May you garden in shards of glass, with only lead onions to harvest, and be only rewarded with them when you can uproot with nothing but your bloody wrist nubs and set them down away from the glass.

May your sword run black with ink and turn into a brush when you most need a sword; your enemy will strike you apart while you write your pleas for mercy, each becoming a laughable relic when stained with your blood.

May your bedfellow secret serpents into your sleeping presence, free to envenom your body and dreams alike.

May you find calamity upon the road, and have all your bones and organs trampled by the horse and cattle that pass until you are of the dirt: a smear too indistinct to draw remark.

May a fissure develop in your nethers, and from it you will birth discharges of diseases you never had to catch, but are caught from you instead. May your bedfellow witness and reject you in horror. Only the diseases will call you parent, and celebrate you when they claim the title of plague.

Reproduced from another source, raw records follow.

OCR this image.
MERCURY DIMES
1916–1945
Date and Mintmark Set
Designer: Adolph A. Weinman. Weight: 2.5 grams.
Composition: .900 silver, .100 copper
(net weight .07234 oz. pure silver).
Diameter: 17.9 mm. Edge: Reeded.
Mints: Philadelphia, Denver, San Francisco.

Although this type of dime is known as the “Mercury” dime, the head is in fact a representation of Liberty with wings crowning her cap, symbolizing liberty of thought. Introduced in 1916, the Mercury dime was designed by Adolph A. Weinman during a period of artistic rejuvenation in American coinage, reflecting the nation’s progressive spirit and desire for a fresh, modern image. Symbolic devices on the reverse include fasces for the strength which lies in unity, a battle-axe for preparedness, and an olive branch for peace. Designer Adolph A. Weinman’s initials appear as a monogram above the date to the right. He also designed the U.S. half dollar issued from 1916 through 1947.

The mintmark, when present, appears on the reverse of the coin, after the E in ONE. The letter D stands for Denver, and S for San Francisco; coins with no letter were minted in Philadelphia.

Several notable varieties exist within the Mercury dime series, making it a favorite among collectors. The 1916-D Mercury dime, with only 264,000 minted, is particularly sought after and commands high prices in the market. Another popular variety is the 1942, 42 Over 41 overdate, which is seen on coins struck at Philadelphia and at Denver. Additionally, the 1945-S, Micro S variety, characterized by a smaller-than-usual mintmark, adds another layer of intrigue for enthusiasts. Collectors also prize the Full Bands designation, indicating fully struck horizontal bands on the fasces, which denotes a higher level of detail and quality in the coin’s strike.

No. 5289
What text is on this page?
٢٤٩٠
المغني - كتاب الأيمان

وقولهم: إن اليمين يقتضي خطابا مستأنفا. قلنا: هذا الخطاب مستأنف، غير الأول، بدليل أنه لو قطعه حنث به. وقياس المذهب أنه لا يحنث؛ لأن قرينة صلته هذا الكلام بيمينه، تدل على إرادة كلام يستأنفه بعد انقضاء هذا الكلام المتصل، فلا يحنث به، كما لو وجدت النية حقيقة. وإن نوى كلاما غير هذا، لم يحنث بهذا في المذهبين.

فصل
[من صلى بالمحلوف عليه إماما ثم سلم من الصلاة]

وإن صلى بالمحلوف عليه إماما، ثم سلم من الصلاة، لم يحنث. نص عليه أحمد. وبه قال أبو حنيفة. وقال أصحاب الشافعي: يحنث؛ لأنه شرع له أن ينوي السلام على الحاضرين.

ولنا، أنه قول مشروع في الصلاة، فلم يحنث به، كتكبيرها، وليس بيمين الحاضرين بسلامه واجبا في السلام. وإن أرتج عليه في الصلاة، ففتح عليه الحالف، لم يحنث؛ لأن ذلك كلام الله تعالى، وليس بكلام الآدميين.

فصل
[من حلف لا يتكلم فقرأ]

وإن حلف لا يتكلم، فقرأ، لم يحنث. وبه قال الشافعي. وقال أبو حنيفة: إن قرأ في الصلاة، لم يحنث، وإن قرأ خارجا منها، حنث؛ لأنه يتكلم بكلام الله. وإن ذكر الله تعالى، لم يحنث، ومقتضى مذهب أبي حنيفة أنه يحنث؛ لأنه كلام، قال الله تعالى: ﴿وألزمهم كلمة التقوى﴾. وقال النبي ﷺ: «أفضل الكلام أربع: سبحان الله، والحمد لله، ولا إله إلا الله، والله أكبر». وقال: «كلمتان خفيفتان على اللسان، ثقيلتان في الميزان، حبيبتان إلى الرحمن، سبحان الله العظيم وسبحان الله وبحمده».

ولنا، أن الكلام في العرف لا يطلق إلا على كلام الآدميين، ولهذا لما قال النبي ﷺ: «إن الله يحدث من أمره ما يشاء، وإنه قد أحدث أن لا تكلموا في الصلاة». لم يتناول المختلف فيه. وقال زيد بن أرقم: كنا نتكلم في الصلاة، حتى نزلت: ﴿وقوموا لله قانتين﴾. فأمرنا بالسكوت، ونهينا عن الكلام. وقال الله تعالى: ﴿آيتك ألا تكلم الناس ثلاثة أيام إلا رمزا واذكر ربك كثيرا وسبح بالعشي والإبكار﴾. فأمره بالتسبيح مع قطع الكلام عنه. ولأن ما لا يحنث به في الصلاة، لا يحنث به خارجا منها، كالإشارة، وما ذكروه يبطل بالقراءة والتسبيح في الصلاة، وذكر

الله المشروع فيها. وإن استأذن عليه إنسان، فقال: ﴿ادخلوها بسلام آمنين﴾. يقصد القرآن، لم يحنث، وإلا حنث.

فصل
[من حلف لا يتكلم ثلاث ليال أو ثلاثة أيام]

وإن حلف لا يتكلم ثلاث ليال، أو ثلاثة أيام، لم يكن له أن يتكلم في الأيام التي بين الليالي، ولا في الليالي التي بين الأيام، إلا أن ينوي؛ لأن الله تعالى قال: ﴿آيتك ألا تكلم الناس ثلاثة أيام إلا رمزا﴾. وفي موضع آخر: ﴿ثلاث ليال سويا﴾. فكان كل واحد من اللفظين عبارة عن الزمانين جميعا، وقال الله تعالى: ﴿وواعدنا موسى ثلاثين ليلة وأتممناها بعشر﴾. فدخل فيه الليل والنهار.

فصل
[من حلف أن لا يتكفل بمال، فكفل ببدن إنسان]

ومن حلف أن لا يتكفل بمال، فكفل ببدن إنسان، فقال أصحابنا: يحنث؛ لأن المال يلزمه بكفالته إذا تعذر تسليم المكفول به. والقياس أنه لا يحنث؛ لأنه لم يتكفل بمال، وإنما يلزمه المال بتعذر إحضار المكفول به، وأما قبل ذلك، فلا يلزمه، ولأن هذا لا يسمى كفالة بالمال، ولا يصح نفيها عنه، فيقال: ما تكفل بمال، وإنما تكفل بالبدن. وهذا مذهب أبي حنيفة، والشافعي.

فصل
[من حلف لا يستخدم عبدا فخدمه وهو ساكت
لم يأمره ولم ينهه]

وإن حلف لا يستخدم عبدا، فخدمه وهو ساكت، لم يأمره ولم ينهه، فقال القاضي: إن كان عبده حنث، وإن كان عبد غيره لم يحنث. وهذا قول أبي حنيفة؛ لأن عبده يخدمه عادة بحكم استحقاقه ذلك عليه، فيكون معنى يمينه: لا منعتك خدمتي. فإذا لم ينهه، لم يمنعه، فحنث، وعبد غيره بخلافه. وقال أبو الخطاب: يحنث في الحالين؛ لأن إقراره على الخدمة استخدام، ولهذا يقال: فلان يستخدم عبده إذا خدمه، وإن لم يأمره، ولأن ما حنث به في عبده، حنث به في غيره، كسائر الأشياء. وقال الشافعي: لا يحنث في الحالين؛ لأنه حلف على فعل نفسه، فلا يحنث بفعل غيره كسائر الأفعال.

May a smart tiger injure you and leave you in a clearing, your miserable squeals to serve as bait for better prey. Slowly you will die, and many times it will use you, keeping your wound open with a claw. You will have to eat your own kind, left from its meals, just to continue on as this wretch.

May you boil in the sun, not under it.

May two arrows, fired across the world, change direction as the compass needle does and each find one of your eyes.

May your bones be rearranged to arthritic catacombs.

May a rhinoceros find your bung fascinating. It will obsess him as the alchemist obsesses over a blotch of gold in a brick of lead.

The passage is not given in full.